In the car or the kitchen, on our way to school or church, we fought.
We fought and we fought and we fought—as if it were a matter of great consequence—about the way in which I wore my hair.
Funny now. How important it was, then.
* * * * *
On Tuesday, the ones I loved woke up. They had oatmeal for breakfast, a sliced banana, milk that was poured from a ceramic pitcher. Later, a letter was started, a crossword puzzle was worked in a rocking chair.
At ten o’clock, the one I loved went downstairs and got into the Cadillac. So small behind the steering wheel, she drove downtown to the beauty parlor, where a woman washed and set her hair.
An hour later, she was home again, easing the car into the garage beneath the house. The one I loved climbed the stairs to the kitchen, where the one I also loved sat waiting.
Together, they made peanut butter sandwiches, while downstairs, out of sight, out of mind, a key had been left in an ignition.
The Cadillac was still running, quiet as a ghost.
* * * * *
How many phone calls? A sister, two brothers, former coworkers, friends from college, friends from childhood. I met with the attorney, the pastor, the owner of the funeral home. A memorial service was planned. The pastor gave me books about grief, a chart on which I could mark my progress. Gently, he of the white collar asked me to give a summary of the ones’ I loved lives. He was new to the church, a virtual stranger. The ones I loved had been members for fifty years, but to him, they were faces, maladies—hard of hearing, bad knees—bodies under preternaturally white sheets flashed on the local news.

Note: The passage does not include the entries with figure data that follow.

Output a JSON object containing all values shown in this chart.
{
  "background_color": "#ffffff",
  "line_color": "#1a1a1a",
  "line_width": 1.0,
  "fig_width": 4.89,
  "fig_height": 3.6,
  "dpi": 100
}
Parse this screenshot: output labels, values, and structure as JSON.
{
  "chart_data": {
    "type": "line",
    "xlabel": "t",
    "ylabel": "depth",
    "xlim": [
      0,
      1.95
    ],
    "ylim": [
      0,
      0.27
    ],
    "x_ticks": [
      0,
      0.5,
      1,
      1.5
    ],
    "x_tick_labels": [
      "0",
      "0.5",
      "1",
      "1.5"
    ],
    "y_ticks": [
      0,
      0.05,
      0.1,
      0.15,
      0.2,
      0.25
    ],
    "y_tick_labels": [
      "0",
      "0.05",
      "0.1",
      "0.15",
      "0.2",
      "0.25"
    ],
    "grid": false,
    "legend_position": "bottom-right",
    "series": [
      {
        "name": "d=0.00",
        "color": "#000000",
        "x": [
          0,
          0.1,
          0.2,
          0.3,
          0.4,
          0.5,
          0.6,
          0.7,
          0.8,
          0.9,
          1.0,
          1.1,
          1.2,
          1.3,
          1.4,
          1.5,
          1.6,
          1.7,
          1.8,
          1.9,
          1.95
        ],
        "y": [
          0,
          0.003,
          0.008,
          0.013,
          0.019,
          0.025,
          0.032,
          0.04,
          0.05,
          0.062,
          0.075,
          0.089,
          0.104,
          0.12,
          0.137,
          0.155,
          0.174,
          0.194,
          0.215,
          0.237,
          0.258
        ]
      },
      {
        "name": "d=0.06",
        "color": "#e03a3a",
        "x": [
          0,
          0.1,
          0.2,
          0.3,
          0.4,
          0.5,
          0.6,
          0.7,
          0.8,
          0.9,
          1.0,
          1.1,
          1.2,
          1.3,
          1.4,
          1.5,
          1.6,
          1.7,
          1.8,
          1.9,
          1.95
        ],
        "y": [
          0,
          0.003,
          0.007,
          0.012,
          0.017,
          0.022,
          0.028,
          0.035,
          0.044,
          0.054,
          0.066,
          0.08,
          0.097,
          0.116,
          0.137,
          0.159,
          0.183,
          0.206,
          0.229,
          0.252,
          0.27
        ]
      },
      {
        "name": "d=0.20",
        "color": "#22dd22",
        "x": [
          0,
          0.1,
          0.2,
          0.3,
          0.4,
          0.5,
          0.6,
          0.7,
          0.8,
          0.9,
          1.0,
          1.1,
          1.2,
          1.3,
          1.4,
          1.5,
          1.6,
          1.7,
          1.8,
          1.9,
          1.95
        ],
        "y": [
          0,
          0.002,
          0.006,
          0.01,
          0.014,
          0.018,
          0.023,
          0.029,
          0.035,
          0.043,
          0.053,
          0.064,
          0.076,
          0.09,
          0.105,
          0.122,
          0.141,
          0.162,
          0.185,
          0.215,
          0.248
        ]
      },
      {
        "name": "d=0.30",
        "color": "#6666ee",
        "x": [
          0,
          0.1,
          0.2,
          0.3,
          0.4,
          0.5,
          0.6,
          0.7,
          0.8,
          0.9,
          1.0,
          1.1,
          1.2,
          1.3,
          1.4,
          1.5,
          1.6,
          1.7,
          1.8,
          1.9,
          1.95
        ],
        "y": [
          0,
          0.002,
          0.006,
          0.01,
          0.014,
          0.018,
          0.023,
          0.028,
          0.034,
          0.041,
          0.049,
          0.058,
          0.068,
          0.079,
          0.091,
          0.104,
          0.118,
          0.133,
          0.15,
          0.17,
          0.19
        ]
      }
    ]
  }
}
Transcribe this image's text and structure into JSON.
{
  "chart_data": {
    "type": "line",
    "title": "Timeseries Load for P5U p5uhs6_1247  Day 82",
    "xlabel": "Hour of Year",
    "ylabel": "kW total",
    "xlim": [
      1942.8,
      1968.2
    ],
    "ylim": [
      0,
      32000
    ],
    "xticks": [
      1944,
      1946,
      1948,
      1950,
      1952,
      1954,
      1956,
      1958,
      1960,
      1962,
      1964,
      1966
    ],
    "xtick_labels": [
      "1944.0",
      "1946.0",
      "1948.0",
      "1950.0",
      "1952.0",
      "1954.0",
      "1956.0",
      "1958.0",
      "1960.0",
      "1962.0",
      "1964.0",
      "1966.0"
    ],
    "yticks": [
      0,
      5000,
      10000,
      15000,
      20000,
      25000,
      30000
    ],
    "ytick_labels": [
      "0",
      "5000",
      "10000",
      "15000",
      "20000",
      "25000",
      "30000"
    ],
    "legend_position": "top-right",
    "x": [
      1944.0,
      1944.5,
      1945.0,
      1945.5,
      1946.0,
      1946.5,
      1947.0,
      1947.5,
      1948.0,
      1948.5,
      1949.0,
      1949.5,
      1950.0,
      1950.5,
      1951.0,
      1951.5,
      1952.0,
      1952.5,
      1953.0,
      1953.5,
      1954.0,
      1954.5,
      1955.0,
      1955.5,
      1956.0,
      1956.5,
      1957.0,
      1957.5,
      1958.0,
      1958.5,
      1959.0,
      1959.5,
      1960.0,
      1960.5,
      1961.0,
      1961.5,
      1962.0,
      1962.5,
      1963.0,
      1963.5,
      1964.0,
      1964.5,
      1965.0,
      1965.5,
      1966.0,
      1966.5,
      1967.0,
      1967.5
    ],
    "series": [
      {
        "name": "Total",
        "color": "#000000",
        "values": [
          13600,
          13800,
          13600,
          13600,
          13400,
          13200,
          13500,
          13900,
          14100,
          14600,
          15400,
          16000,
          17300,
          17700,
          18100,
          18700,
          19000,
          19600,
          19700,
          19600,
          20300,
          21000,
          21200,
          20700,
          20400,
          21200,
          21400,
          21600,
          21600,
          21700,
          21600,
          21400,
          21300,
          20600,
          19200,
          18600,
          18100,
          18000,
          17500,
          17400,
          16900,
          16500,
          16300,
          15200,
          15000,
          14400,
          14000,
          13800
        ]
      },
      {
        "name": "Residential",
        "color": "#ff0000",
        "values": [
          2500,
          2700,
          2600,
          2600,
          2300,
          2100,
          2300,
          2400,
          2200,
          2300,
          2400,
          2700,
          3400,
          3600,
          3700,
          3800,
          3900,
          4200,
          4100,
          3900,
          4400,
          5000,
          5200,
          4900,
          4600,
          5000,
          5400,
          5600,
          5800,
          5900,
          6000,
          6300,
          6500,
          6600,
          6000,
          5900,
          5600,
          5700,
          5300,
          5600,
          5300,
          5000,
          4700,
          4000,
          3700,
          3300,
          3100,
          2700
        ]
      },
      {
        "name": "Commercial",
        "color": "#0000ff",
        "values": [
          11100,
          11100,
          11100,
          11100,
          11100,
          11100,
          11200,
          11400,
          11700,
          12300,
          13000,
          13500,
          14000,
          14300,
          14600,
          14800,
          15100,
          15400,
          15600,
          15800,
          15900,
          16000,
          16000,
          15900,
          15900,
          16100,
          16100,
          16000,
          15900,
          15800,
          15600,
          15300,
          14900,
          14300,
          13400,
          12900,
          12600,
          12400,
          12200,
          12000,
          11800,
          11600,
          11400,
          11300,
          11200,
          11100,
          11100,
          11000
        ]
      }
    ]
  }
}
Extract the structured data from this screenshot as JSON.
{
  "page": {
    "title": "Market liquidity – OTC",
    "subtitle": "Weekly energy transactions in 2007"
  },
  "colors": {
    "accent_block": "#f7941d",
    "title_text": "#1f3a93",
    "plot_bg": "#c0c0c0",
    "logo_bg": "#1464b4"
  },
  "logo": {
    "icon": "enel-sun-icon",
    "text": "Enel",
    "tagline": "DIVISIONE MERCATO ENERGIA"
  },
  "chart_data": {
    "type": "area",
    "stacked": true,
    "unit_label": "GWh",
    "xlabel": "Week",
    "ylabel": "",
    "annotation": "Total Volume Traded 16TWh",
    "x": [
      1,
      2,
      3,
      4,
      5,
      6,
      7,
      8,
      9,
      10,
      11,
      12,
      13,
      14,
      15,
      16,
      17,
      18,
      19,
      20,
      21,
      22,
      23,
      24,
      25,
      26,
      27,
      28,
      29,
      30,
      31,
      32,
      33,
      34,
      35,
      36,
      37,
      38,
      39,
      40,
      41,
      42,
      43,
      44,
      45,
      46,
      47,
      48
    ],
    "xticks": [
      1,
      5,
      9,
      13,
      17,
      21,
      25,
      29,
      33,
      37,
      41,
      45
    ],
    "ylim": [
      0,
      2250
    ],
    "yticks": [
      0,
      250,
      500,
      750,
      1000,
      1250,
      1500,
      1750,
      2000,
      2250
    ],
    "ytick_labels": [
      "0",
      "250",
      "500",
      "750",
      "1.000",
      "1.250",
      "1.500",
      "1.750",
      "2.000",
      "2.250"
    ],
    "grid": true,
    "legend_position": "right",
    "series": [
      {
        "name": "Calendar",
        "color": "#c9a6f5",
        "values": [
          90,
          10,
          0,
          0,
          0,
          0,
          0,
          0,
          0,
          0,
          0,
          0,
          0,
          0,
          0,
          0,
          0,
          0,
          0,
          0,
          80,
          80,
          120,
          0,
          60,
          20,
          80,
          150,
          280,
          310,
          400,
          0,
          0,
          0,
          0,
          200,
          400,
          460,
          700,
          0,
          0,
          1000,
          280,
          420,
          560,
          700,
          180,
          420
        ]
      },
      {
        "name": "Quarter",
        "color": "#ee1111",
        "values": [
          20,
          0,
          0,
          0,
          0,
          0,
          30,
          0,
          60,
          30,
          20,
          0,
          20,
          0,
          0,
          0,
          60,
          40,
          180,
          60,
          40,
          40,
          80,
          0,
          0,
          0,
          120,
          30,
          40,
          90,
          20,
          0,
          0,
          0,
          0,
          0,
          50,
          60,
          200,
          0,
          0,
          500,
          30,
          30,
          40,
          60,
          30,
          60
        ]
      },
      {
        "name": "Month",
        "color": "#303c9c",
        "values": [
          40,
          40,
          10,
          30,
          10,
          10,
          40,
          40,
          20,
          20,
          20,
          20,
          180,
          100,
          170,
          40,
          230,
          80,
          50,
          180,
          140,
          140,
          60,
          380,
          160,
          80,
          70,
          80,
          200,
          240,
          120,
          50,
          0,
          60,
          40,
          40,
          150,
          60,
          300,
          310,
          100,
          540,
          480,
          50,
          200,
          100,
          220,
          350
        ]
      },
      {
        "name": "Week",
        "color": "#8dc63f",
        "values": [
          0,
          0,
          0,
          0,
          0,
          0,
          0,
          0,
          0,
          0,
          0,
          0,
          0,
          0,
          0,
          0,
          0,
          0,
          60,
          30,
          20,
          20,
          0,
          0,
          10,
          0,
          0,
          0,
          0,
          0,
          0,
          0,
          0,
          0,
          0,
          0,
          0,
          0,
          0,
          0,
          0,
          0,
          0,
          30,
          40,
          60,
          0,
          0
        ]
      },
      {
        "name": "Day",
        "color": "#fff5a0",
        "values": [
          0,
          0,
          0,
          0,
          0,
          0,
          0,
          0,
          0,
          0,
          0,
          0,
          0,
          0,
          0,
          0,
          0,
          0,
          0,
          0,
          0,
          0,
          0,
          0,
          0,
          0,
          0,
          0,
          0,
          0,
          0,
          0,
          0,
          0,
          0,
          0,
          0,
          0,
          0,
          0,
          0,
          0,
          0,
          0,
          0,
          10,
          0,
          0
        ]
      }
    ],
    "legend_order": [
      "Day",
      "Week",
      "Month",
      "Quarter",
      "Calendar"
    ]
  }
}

“Would you like us to do an elderly check?” the operator asked.
“Please,” I said. Everyone knows the elderly routinely need to be checked.
* * * * *
Their bodies were cremated. I picked up the urns from the funeral home and brought them to the house. I set them on the dining room table and touched the metal plaques on which their names were inscribed.
This was what was left of them.
They had been living, writing letters, doing crosswords, and now all that remained was sealed inside two golden urns.
What did remain after a furnace? Ashes, tiny pieces of bone. A tooth? I imagined a single molar, white as the sheets that had covered them.
Outside, the light turned gray, then black, and stars pricked holes in the sky. I remained where I was, stationed on a dining room chair, guardian of the urns.